The region is also blessed with an abundance of other primary resources, including marine products and minerals. It still has large tracts of idle lands. And wage rates, both official and de facto, are lower compared to most of the rest of the country.
On top of the region’s inherent assets described above, Bangsamoro possesses a vast scope for economic growth and diversification owing to Mindanao’s link to BIMP-EAGA (Brunei-Indonesia-Malaysia-Philippines East Asean Growth Area)—a linkage that is of greater significance and potential for Muslim Mindanao relative to the rest of the country. I like to call attention to the fact that while Muslims comprise the minority ethnic and religious group in the Philippines and even in the whole of Mindanao, they comprise the majority in Southeast Asia.
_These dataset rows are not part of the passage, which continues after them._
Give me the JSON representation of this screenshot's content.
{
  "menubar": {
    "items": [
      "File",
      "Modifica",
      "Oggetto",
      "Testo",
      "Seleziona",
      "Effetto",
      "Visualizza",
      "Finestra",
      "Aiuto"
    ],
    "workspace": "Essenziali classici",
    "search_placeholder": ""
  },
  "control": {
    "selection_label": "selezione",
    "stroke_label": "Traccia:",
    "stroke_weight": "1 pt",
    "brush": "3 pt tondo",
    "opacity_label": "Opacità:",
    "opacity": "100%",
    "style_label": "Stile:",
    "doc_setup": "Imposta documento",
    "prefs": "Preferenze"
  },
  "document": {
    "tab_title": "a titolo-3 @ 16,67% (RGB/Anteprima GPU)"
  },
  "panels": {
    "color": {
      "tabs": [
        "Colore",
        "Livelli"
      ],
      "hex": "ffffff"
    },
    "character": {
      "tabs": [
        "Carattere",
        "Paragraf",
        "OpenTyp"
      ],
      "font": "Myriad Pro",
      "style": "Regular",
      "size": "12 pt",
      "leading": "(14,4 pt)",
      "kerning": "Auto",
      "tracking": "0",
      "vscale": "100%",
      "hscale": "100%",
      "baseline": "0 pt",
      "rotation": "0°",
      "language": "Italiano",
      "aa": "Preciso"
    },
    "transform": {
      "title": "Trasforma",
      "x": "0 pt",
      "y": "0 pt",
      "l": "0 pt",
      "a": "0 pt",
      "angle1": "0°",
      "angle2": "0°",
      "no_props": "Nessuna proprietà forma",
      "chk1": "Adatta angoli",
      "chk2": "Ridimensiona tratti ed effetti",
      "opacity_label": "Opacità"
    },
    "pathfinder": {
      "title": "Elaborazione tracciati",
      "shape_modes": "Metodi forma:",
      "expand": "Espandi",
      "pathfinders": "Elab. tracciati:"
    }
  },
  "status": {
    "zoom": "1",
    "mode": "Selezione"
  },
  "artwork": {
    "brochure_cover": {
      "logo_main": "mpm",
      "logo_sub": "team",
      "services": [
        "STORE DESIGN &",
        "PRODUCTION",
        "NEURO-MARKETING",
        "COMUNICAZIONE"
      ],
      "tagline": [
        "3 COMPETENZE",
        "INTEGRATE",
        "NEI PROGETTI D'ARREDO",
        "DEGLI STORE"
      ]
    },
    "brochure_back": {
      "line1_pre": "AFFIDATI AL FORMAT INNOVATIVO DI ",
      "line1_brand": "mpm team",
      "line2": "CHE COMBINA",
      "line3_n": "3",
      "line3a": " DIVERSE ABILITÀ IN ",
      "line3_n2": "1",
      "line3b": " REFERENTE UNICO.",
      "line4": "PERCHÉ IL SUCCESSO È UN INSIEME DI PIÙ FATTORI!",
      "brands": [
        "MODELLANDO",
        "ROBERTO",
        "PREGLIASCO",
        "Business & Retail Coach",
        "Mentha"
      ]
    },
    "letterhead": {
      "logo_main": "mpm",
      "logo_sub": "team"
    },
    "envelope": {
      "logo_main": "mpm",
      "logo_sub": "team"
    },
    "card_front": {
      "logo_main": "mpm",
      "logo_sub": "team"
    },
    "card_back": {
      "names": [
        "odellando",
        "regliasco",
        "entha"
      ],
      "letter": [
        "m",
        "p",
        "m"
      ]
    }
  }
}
This gives Bangsamoro the potential edge in meeting the regional market’s particular demands for goods and services.
But the thorns (land mines, for others) need determined attention for the above advantages of the region to be translated into a vibrant economy attractive to investments from within and without. On the downsides of the investment climate, long-time Mindanao expert Fermin Adriano cites the results of various surveys on the foremost impediments to private investments in Mindanao’s conflict-affected areas.
These are the unstable peace and order situation, land access and tenure security issues, inadequate and poor infrastructure, poor local governance performance (including graft and corruption), and the highly unskilled labour force in the area.
Given the unique environment in Muslim Mindanao, and in particular the urgent need to help Bangsamoro succeed, there is a strong argument for extraordinary measures and incentives that the autonomous government must be prepared to provide, with the necessary policy support from the national government.
Apart from focused fiscal incentives, enticements could include an effective investment guarantee and insurance scheme, creative financing mechanisms that may include government equity participation in promising joint business ventures, and labour market flexibilities attuned to local cultures. Assistance in gaining access to land, e.g., from the regional government or by LGUs, whether individually or as allied LGU clusters, is also important.
The task ahead is not only to promote but to also facilitate investments in Muslim Mindanao. I am confident that whoever eventually takes the helm of the new Bangsamoro government will do what it takes to ensure that investor interest, which is running high, will turn into actual entry of investments that will boost jobs and incomes in the long-troubled region at the soonest possible time.